Sas macro with proc sql

I want to perform some regression and i would like to count the number of nonmissing observation for each variable. But i don't know yet which variable i will use. I've come up with the following solution which does not work. Any help?
Here basically I put each one of my explanatory variable in variable. For example
var1 var 2 -> w1 = var1, w2= var2. Notice that i don't know how many variable i have in advance so i leave room for ten variables.
Then store the potential variable using symput.
data _null_;
cntw=countw(&parameters);
i = 1;
array w{10} $15.;
do while(i <= cntw);
w[i]= scan((&parameters"),i, ' ');
i = i +1;
end;
/* store a variable globally*/
do j=1 to 10;
call symput("explanVar"||left(put(j,3.)), w(j));
end;
run;
My next step is to perform a proc sql using the variable i've stored. It does not work as
if I have less than 10 variables.
proc sql;
select count(&explanVar1), count(&explanVar2),
count(&explanVar3), count(&explanVar4),
count(&explanVar5), count(&explanVar6),
count(&explanVar7), count(&explanVar8),
count(&explanVar9), count(&explanVar10)
from estimation
;quit;
Can this code work with less than 10 variables?
You haven't provided the full context for this project, so it's unclear if this will work for you - but I think this is what I'd do.
First off, you're in SAS, use SAS where it's best - counting things. Instead of the PROC SQL and the data step, use PROC MEANS:
proc means data=estimation n;
var &parameters.;
run;
That, without any extra work, gets you the number of nonmissing values for all of your variables in one nice table.
Secondly, if there is a reason to do the PROC SQL, it's probably a bit more logical to structure it this way.
proc sql;
select
%do i = 1 %to %sysfunc(countw(&parameters.));
count(%scan(&parameters.,&i.) ) as Parameter_&i., /* or could reuse the %scan result to name this better*/
%end; count(1) as Total_Obs
from estimation;
quit;
The final Total Obs column is useful to simplify the code (dealing with the extra comma is mildly annoying). You could also put it at the start and prepend the commas.

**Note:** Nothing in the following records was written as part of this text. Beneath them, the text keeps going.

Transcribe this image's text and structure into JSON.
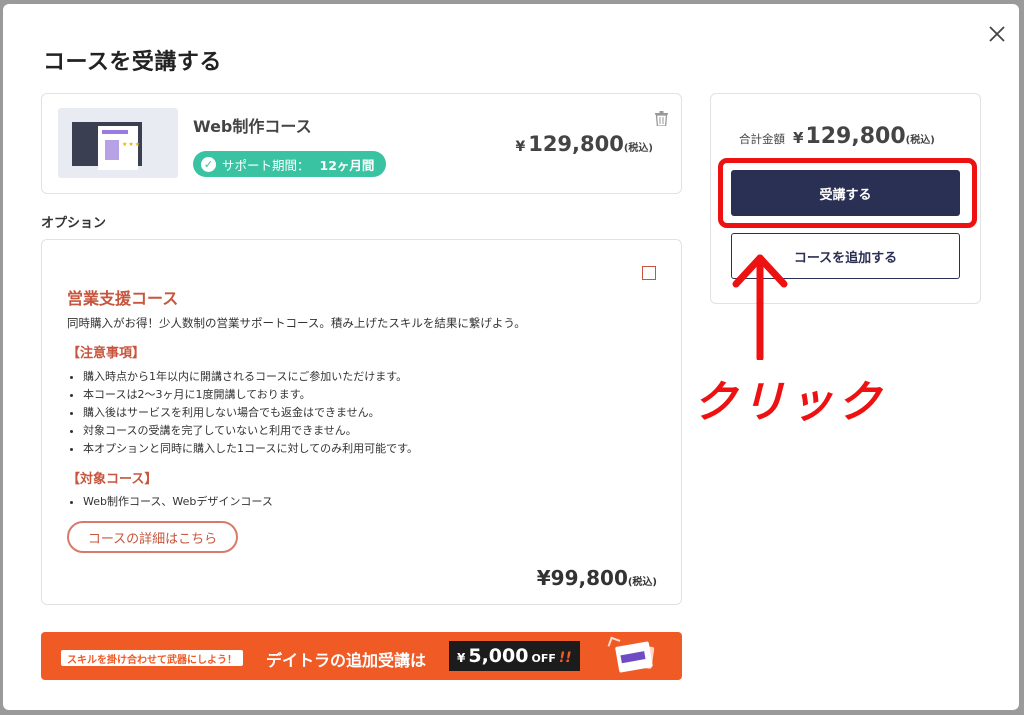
{
  "modal": {
    "title": "コースを受講する"
  },
  "course": {
    "name": "Web制作コース",
    "support_label": "サポート期間：",
    "support_value": "12ヶ月間",
    "price_symbol": "¥",
    "price": "129,800",
    "tax_note": "(税込)"
  },
  "options": {
    "heading": "オプション",
    "item": {
      "title": "営業支援コース",
      "description": "同時購入がお得！少人数制の営業サポートコース。積み上げたスキルを結果に繋げよう。",
      "notes_heading": "【注意事項】",
      "notes": [
        "購入時点から1年以内に開講されるコースにご参加いただけます。",
        "本コースは2〜3ヶ月に1度開講しております。",
        "購入後はサービスを利用しない場合でも返金はできません。",
        "対象コースの受講を完了していないと利用できません。",
        "本オプションと同時に購入した1コースに対してのみ利用可能です。"
      ],
      "target_heading": "【対象コース】",
      "targets": [
        "Web制作コース、Webデザインコース"
      ],
      "detail_button": "コースの詳細はこちら",
      "price": "¥99,800",
      "tax_note": "(税込)",
      "checked": false
    }
  },
  "banner": {
    "tag": "スキルを掛け合わせて武器にしよう！",
    "message": "デイトラの追加受講は",
    "discount_symbol": "¥",
    "discount_amount": "5,000",
    "discount_suffix": "OFF",
    "exclaim": "!!"
  },
  "summary": {
    "total_label": "合計金額",
    "total_symbol": "¥",
    "total_amount": "129,800",
    "tax_note": "(税込)",
    "enroll_button": "受講する",
    "add_course_button": "コースを追加する"
  },
  "annotation": {
    "click_text": "クリック"
  },
  "colors": {
    "accent_red": "#c8553d",
    "support_green": "#39c3a3",
    "primary_navy": "#2a2f54",
    "banner_orange": "#f05a25",
    "annotation_red": "#ee1111"
  },
  "icons": [
    "close-icon",
    "trash-icon",
    "check-circle-icon",
    "arrow-up-icon"
  ]
}
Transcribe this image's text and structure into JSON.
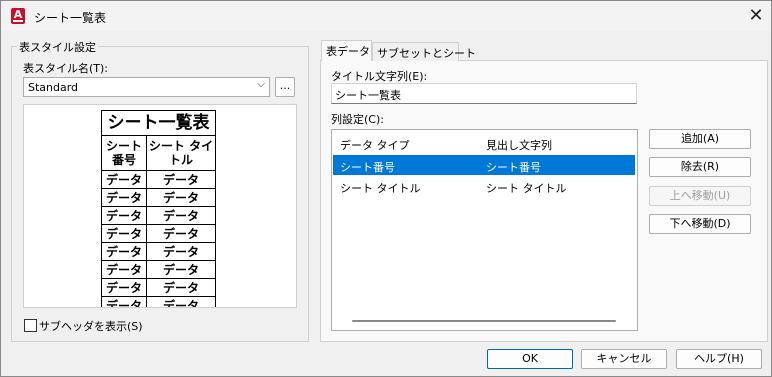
{
  "window": {
    "title": "シート一覧表",
    "app_icon_letter": "A"
  },
  "left_group": {
    "title": "表スタイル設定",
    "style_name_label": "表スタイル名(T):",
    "style_value": "Standard",
    "browse_button": "...",
    "preview": {
      "title": "シート一覧表",
      "headers": [
        "シート\n番号",
        "シート タイ\nトル"
      ],
      "cell_text": "データ",
      "visible_rows": 8
    },
    "subheader_checkbox_label": "サブヘッダを表示(S)",
    "subheader_checked": false
  },
  "tabs": [
    {
      "label": "表データ",
      "active": true
    },
    {
      "label": "サブセットとシート",
      "active": false
    }
  ],
  "table_data": {
    "title_label": "タイトル文字列(E):",
    "title_value": "シート一覧表",
    "columns_label": "列設定(C):",
    "list_headers": [
      "データ タイプ",
      "見出し文字列"
    ],
    "rows": [
      {
        "type": "シート番号",
        "heading": "シート番号",
        "selected": true
      },
      {
        "type": "シート タイトル",
        "heading": "シート タイトル",
        "selected": false
      }
    ],
    "buttons": {
      "add": "追加(A)",
      "remove": "除去(R)",
      "move_up": "上へ移動(U)",
      "move_down": "下へ移動(D)"
    }
  },
  "footer": {
    "ok": "OK",
    "cancel": "キャンセル",
    "help": "ヘルプ(H)"
  },
  "colors": {
    "selection": "#0078d7",
    "brand": "#c8102e"
  }
}
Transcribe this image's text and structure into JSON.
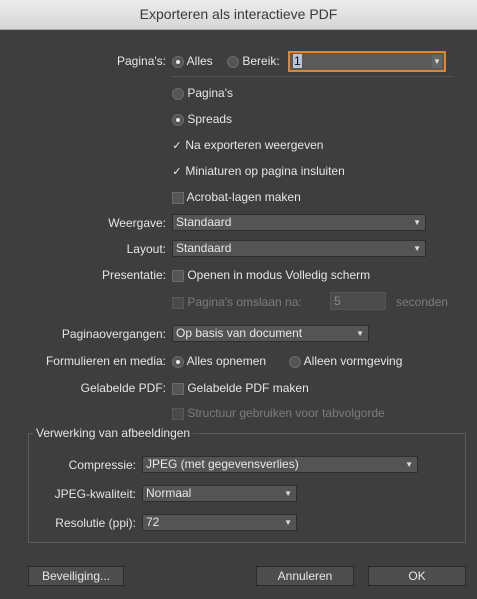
{
  "window": {
    "title": "Exporteren als interactieve PDF"
  },
  "pages": {
    "label": "Pagina's:",
    "all_label": "Alles",
    "range_label": "Bereik:",
    "range_value": "1",
    "pages_option": "Pagina's",
    "spreads_option": "Spreads"
  },
  "options": {
    "view_after_export": "Na exporteren weergeven",
    "embed_thumbnails": "Miniaturen op pagina insluiten",
    "create_acrobat_layers": "Acrobat-lagen maken"
  },
  "view": {
    "label": "Weergave:",
    "value": "Standaard"
  },
  "layout": {
    "label": "Layout:",
    "value": "Standaard"
  },
  "presentation": {
    "label": "Presentatie:",
    "fullscreen": "Openen in modus Volledig scherm",
    "flip_pages": "Pagina's omslaan na:",
    "seconds_value": "5",
    "seconds_label": "seconden"
  },
  "transitions": {
    "label": "Paginaovergangen:",
    "value": "Op basis van document"
  },
  "forms_media": {
    "label": "Formulieren en media:",
    "include_all": "Alles opnemen",
    "appearance_only": "Alleen vormgeving"
  },
  "tagged_pdf": {
    "label": "Gelabelde PDF:",
    "create": "Gelabelde PDF maken",
    "tab_order": "Structuur gebruiken voor tabvolgorde"
  },
  "image_handling": {
    "legend": "Verwerking van afbeeldingen",
    "compression_label": "Compressie:",
    "compression_value": "JPEG (met gegevensverlies)",
    "jpeg_quality_label": "JPEG-kwaliteit:",
    "jpeg_quality_value": "Normaal",
    "resolution_label": "Resolutie (ppi):",
    "resolution_value": "72"
  },
  "buttons": {
    "security": "Beveiliging...",
    "cancel": "Annuleren",
    "ok": "OK"
  },
  "colors": {
    "accent_focus": "#e0862c",
    "dialog_bg": "#3e3e3e"
  }
}
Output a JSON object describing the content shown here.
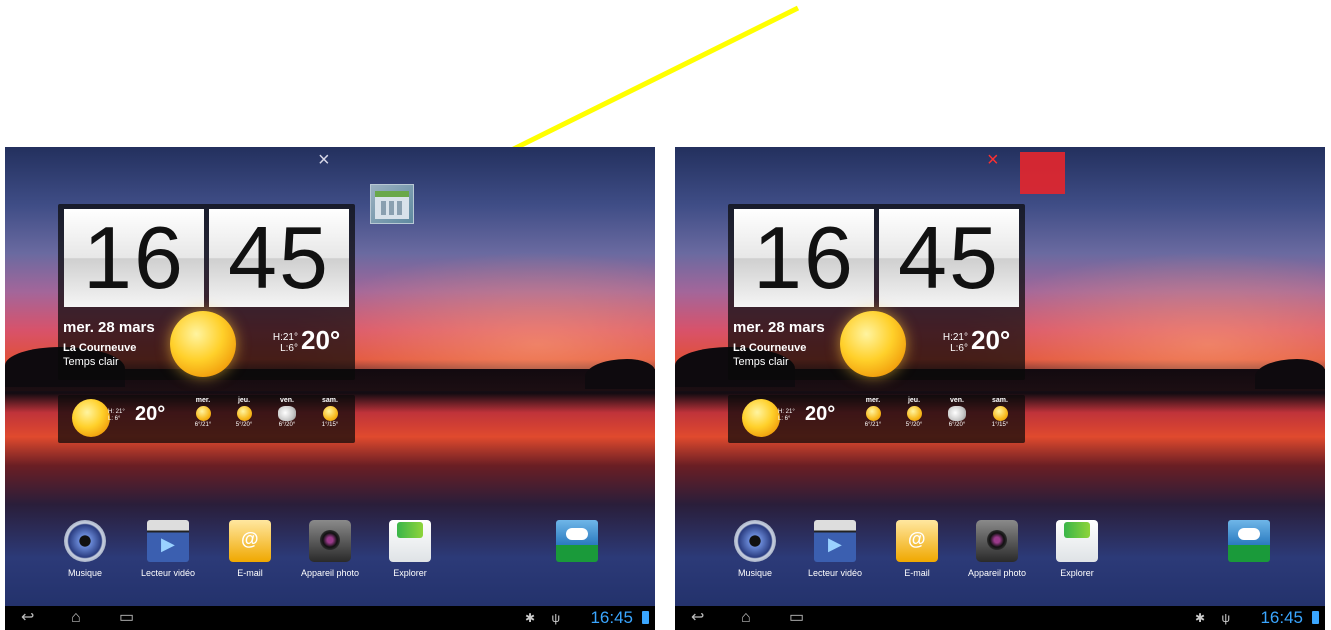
{
  "screens": [
    {
      "id": "before",
      "clock": {
        "hour": "16",
        "minute": "45"
      },
      "weather": {
        "date": "mer. 28 mars",
        "city": "La Courneuve",
        "condition": "Temps clair",
        "high": "H:21°",
        "low": "L:6°",
        "temp": "20°"
      },
      "forecast": {
        "high": "H: 21°",
        "low": "L: 6°",
        "temp": "20°",
        "days": [
          {
            "name": "mer.",
            "range": "6°/21°",
            "icon": "sun-icon"
          },
          {
            "name": "jeu.",
            "range": "5°/20°",
            "icon": "sun-icon"
          },
          {
            "name": "ven.",
            "range": "6°/20°",
            "icon": "cloud-icon"
          },
          {
            "name": "sam.",
            "range": "1°/15°",
            "icon": "sun-icon"
          }
        ]
      },
      "remove_glyph": "×",
      "dock": [
        {
          "label": "Musique",
          "icon": "music-icon"
        },
        {
          "label": "Lecteur vidéo",
          "icon": "video-player-icon"
        },
        {
          "label": "E-mail",
          "icon": "email-icon"
        },
        {
          "label": "Appareil photo",
          "icon": "camera-icon"
        },
        {
          "label": "Explorer",
          "icon": "explorer-icon"
        }
      ],
      "nav": {
        "back": "↩",
        "home": "⌂",
        "recent": "▭",
        "time": "16:45"
      }
    },
    {
      "id": "after",
      "clock": {
        "hour": "16",
        "minute": "45"
      },
      "weather": {
        "date": "mer. 28 mars",
        "city": "La Courneuve",
        "condition": "Temps clair",
        "high": "H:21°",
        "low": "L:6°",
        "temp": "20°"
      },
      "forecast": {
        "high": "H: 21°",
        "low": "L: 6°",
        "temp": "20°",
        "days": [
          {
            "name": "mer.",
            "range": "6°/21°",
            "icon": "sun-icon"
          },
          {
            "name": "jeu.",
            "range": "5°/20°",
            "icon": "sun-icon"
          },
          {
            "name": "ven.",
            "range": "6°/20°",
            "icon": "cloud-icon"
          },
          {
            "name": "sam.",
            "range": "1°/15°",
            "icon": "sun-icon"
          }
        ]
      },
      "remove_glyph": "×",
      "dock": [
        {
          "label": "Musique",
          "icon": "music-icon"
        },
        {
          "label": "Lecteur vidéo",
          "icon": "video-player-icon"
        },
        {
          "label": "E-mail",
          "icon": "email-icon"
        },
        {
          "label": "Appareil photo",
          "icon": "camera-icon"
        },
        {
          "label": "Explorer",
          "icon": "explorer-icon"
        }
      ],
      "nav": {
        "back": "↩",
        "home": "⌂",
        "recent": "▭",
        "time": "16:45"
      }
    }
  ],
  "colors": {
    "annotation_arrow": "#ffff00",
    "remove_zone": "#e2262e",
    "clock_text": "#3aa6ff"
  }
}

You finally could also drive this from a dataset rather than a macro variable. I like that better, in general, as it's easier to deal with in a lot of ways. If your parameter list is in a data set somewhere (one parameter per row, in the dataset "Parameters", with "var" as the name of the column containing the parameter), you could do
proc sql;
select cats('%countme(var=',var,')') into :countlist separated by ','
from parameters;
quit;
%macro countme(var=);
count(&var.) as &var._count
%mend countme;
proc sql;
select &countlist from estimation;
quit;
This I like the best, as it is the simplest code and is very easy to modify. You could even drive it from a contents of estimation, if it's easy to determine what your potential parameters might be from that (or from dictionary.columns).
I'm not sure about your SAS macro, but the SQL query will work with these two notes:
1) If you don't follow your COUNT() functions with an identifier such as "COUNT() AS VAR1", your results will not have field headings. If that's ok with you, then you may not need to worry about it. But if you export the data, it will be helpful for you if you name them by adding "...AS "MY_NAME".
2) For observations with fewer than 10 variables, the query will return NULL values. So don't worry about not getting all of the results with what you have, because as long as the table you're querying has space for 10 variables (10 separate fields), you will get data back.